O resultado é que, na ausência de normas de conduta e de treinamento específico para atuar em casos de violência contra a mulher, cada agente, ao se defrontar com o problema, opera de modo improvisado, com base em suas visões pessoais, marcadas, muitas vezes, por noções equivocadas e idéias preconceituosas. O mesmo acontece quando se trata da absorção das mulheres policiais: na falta de uma visão institucional do lugar feminino na corporação, prevalecem o senso comum e as avaliações de cada policial, baseadas nas representações que informam suas experiências empíricas. Por outro lado, não havendo associações de defesa dos interesses das mulheres policiais ou uma cultura policial feminina que resgate e valorize a história e as singularidades da contribuição das mulheres, as percepções sobre seu lugar na corporação flutuam ao sabor dos julgamentos individuais.
Um dos sintomas disso é a quase inexistência de dados sobre os contingentes femininos das PMs de todo o Brasil. São poucos os estados em que há controle estatístico rigoroso sobre quem são as mulheres, onde estão alocadas, que tipo de atividade desenvolvem, como tem sido seu desempenho etc. Esse é um sinal de que, passados mais de 20 anos do período médio de assimilação de mulheres aos seus quadros, as polícias militares brasileiras não se preocuparam ainda em avaliar os impactos da presença feminina e, portanto, em desenvolver uma política de aproveitamento e valorização desse contingente. O potencial da força feminina, no sentido de valorizar a imagem da PM, de favorecer novas possibilidades de ação policial e de dar visibilidade às questões de gênero ainda não foi, em suma, explorado pela própria corporação nem, tampouco, pelos movimentos sociais, que durante muito tempo desconsideraram a importância dessas forças policiais na construção da nossa democracia.
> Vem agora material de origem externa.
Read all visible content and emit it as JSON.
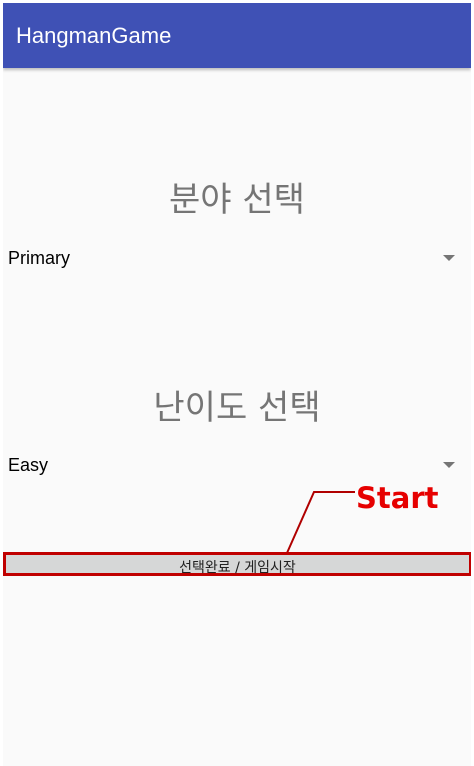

Para compreender a forma como as Polícias Militares têm lidado interna e externamente com as questões de gênero, o Centro de Estudos de Segurança e Cidadania (CESeC) da Universidade Candido Mendes, juntamente com a Universidade de Brasília e a Universidade Federal do Rio Grande do Sul, com o apoio da Fundação Ford, vem desenvolvendo a pesquisa intitulada Mulheres policiais: impacto da presença feminina nos quadros das policias militares brasileiras, cujo término está previsto para abril de 2004. Além da análise de um banco de dados montado a partir de questionários preenchidos pelas PMs de 20 Unidades da Federação, a pesquisa inclui três estudos de caso qualitativos – no Rio de Janeiro, Distrito Federal e Rio Grande do Sul. Seu objetivo fundamental é ampliar o conhecimento e estimular o debate, ainda muito incipiente, sobre polícia e gênero em nosso país.